Full Fact, the charity I’m currently working at, is an independent factchecking charity that “…provide free tools, information and advice so that anyone can check the claims we hear from politicians and the media.” They do factchecks in a variety of areas from the NHS to student debt, and factcheck claims made during the Prime Minister’s Questions (PMQs), among others.
While Full Fact factchecks claims in many different areas, they have yet to touch claims/questions made regarding the metaphysical realm, such as “What is life?” or “To be, or not to be?” or “I think, therefore I am.” Such questions are best left to the reader to consult Quora.com, consult a Philosophy professor, or ponder about over lunch.
Full Fact currently has two factchecking tools: Live – which monitors TV subtitles and other sources and then factchecks (near instantaneously) claims for which reliable data do exist – and Trends – which seeks to determine the sources for inaccurate claims that have been repeated.
I given the task of improving on the automated factchecking process that Full Fact employs. Automated factchecking can be broken down into 3 essential stages: understanding the claim, obtaining the relevant data and finally, presenting the required data. The first stage involves Natural Language Processing (NLP), which incorporates, among other things, linguistics. The second stage entails getting facts (and not opinions) from official and impartial sources of information such as the Office for National Statistics (ONS). These facts would then be presented in the last stage, in a simple and unambiguous manner.
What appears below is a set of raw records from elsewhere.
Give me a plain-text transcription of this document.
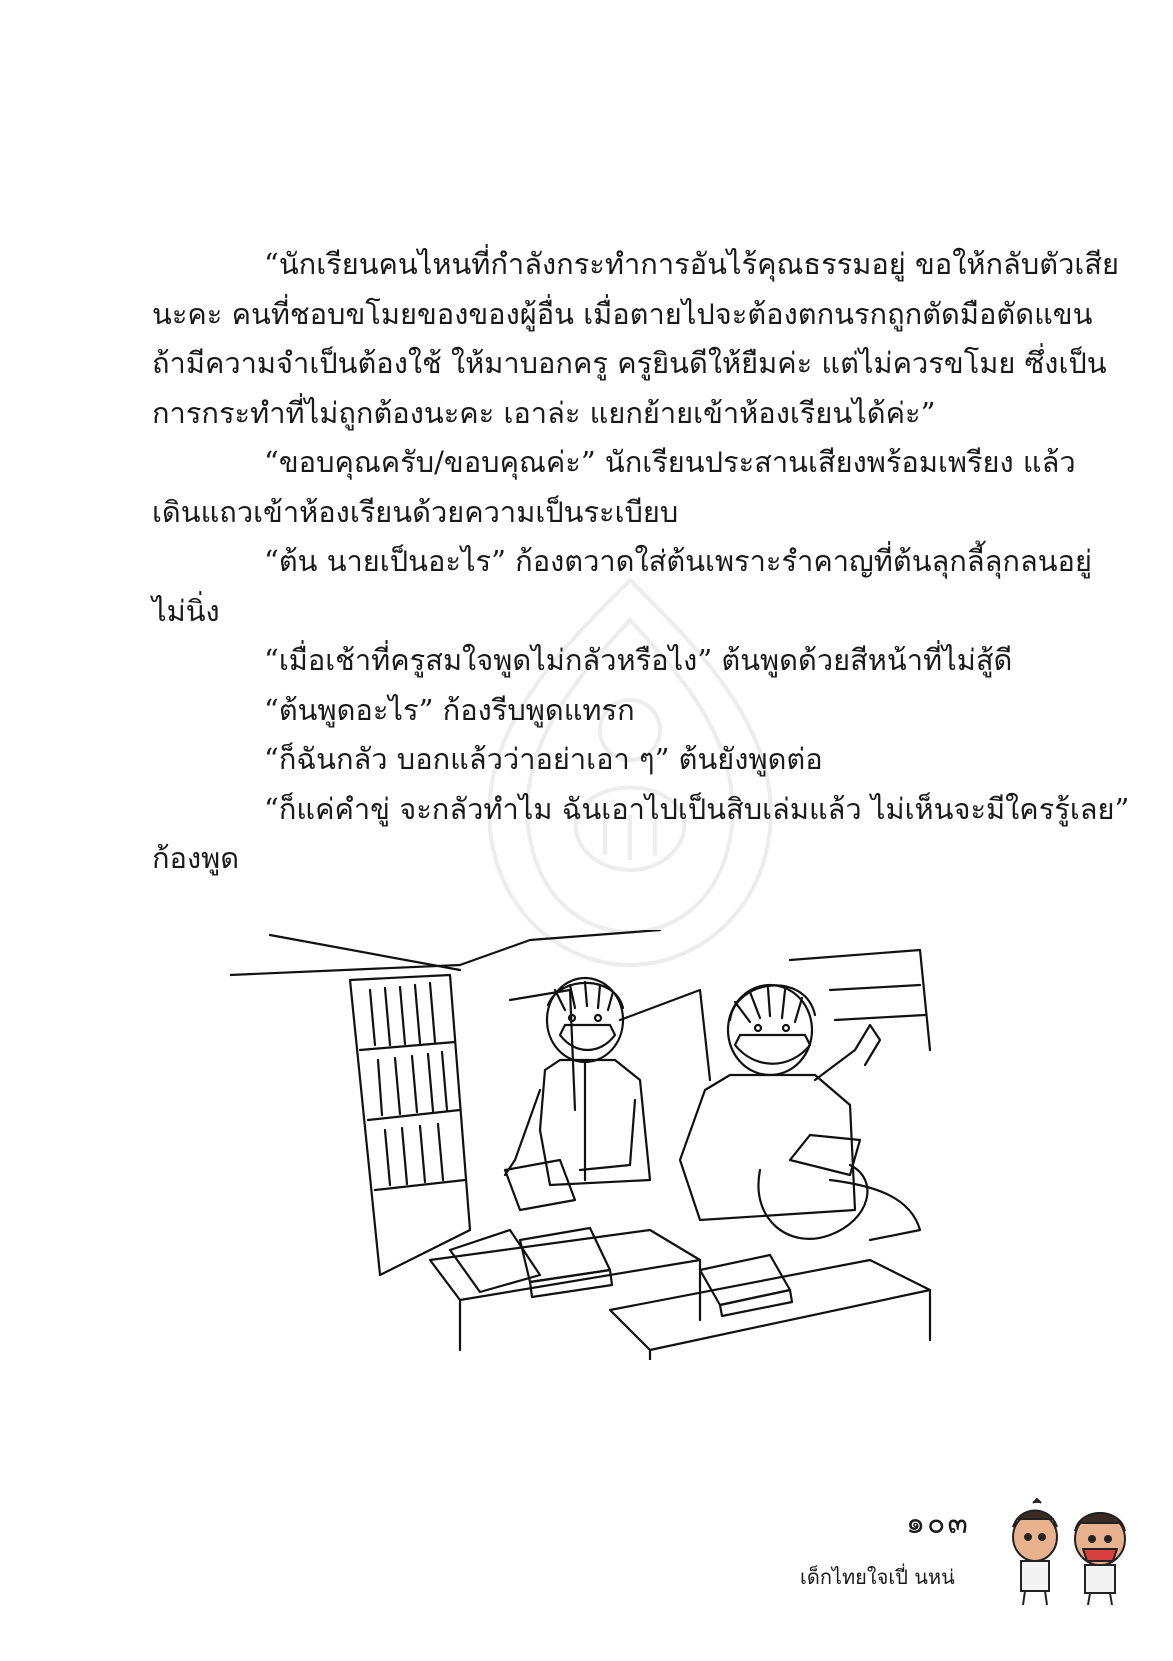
“นักเรียนคนไหนที่กำลังกระทำการอันไร้คุณธรรมอยู่ ขอให้กลับตัวเสีย
นะคะ คนที่ชอบขโมยของของผู้อื่น เมื่อตายไปจะต้องตกนรกถูกตัดมือตัดแขน
ถ้ามีความจำเป็นต้องใช้ ให้มาบอกครู ครูยินดีให้ยืมค่ะ แต่ไม่ควรขโมย ซึ่งเป็น
การกระทำที่ไม่ถูกต้องนะคะ เอาล่ะ แยกย้ายเข้าห้องเรียนได้ค่ะ”
“ขอบคุณครับ/ขอบคุณค่ะ” นักเรียนประสานเสียงพร้อมเพรียง แล้ว
เดินแถวเข้าห้องเรียนด้วยความเป็นระเบียบ
“ต้น นายเป็นอะไร” ก้องตวาดใส่ต้นเพราะรำคาญที่ต้นลุกลี้ลุกลนอยู่
ไม่นิ่ง
“เมื่อเช้าที่ครูสมใจพูดไม่กลัวหรือไง” ต้นพูดด้วยสีหน้าที่ไม่สู้ดี
“ต้นพูดอะไร” ก้องรีบพูดแทรก
“ก็ฉันกลัว บอกแล้วว่าอย่าเอา ๆ” ต้นยังพูดต่อ
“ก็แค่คำขู่ จะกลัวทำไม ฉันเอาไปเป็นสิบเล่มแล้ว ไม่เห็นจะมีใครรู้เลย”
ก้องพูด
๑๐๓
เด็กไทยใจเปี่ นหน่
I spent the first week reading up a bit on NLP, and delving into the second and third stages; my focus was on GDP data from the ONS’s website and the different claims that could be made regarding such data. I wrote several Python functions for the different ways in which we could interpret these claims, and ran the GDP data through these functions/scripts for evaluation. Given a sequence of real data, it was interesting to see how one could present different intepretations of it.
My biggest takeaway so far isn’t the heavy lunch that I had at the nearby Pret a few days back, but rather, the fact that implementing an idea might not always be as easy as it seems. And that Google – and not Dogs – are man’s best friend.